From this ability to have a unique and transactable digital object, you can draw a line to all other blockchain applications. The digital objects can be fungible, like bitcoins, or non fungible. They can be natively digital, or they can represent some traditional asset. The blockchain itself can include computational capability - this is what Ethereum pioneered, with smart contracts and virtual machines. The key thing is that two people, or two machines, can now transfer value without reference to a centralised entity. This creates an internet that we can trust, because now there is money involved, and because we have a tamper proof record.


Money or philosophy?

The reactions to Bitcoin are clouded by two things: that it is money, and that it is philosophical as well as technical. The first is easier to understand, and leads into the second: reinventing money was bound to upset and excite people, in roughly equal measure. It's all very well creating disruptive technical innovation, but if you are going to mess with money, then you need to be ready for them to come for you. This is probably the main reason that Satoshi remains anonymous to this day - he/she foresaw this, and planned accordingly. The second, philosophical angle is arguably the most interesting thing of all. If we don't need an authority to validate our money, then can we be independent of the nation states' incentive mechanisms and from money as a means of control? If blockchains can be used to break down our identity into other forms that are transparently verifiable - and they can - then can we be independent of the current issuers of identity, also the nation state? This rabbit hole is a fascinating one to explore because it causes us to reexamine our positions from birth as inheritors of a random and unearned legacy or birthright. Satoshi's focus seems to have been on the link between governments and the financial system. The first Bitcoin transaction has embedded in it a Times headline: "Chancellor on brink of second bailout for banks". Allied with what Bitcoin represents, this suggests that Satoshi had a certain frustration with the status quo.


The money discussion follows in the next chapter, but looking back at the thinking models, we can see how they can be applied here. What you think of Bitcoin probably depends on who you are, and what model you apply. If you take the money analogy, then you start from the digital cash perspective. What happens when all money is on blockchains, machines have wallets, and the web has value built in? From that starting point, you can see a future for financial services, perhaps built with Bitcoin as the digital gold underpinning all finance. 

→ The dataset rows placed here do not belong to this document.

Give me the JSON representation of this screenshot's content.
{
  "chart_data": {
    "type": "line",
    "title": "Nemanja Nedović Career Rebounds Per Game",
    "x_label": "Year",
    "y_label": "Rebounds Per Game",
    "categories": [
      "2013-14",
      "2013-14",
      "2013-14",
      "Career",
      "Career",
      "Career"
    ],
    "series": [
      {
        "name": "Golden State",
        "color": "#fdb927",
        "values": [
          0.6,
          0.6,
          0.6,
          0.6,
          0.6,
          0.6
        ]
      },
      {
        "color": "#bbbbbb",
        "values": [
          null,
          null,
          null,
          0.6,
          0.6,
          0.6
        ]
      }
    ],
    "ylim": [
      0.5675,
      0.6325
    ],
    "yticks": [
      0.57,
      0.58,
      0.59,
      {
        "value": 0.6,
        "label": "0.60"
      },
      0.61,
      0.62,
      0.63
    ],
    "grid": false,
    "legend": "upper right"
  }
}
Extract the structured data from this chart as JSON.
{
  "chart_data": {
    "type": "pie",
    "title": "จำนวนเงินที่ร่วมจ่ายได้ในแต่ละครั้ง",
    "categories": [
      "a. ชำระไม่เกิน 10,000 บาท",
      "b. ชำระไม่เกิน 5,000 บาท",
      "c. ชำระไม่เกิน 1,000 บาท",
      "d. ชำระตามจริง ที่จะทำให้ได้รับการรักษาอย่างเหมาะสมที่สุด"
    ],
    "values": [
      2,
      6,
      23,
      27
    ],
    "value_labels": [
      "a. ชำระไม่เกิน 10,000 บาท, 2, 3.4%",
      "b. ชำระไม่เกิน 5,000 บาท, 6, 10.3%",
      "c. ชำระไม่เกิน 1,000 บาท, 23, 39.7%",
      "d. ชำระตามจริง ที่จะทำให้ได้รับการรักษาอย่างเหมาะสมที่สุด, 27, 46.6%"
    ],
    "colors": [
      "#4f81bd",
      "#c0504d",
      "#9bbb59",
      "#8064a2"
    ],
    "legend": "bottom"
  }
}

If you start from viewing Bitcoin as a disruptive technology, your perspective may be different. Blockchain starts as something that does transfer of value very securely and in a new way, but doesn't really threaten the incumbents. Then it adds programmability, gets used in new ways, is applied to different contexts, and the technology starts to make its mark. The cases where crypto is better than the old forms of money already exist; we can expect this list to grow over time as the technology spreads, and the features improve. Perhaps that is a good segue into where money is going, which will be chapter 3.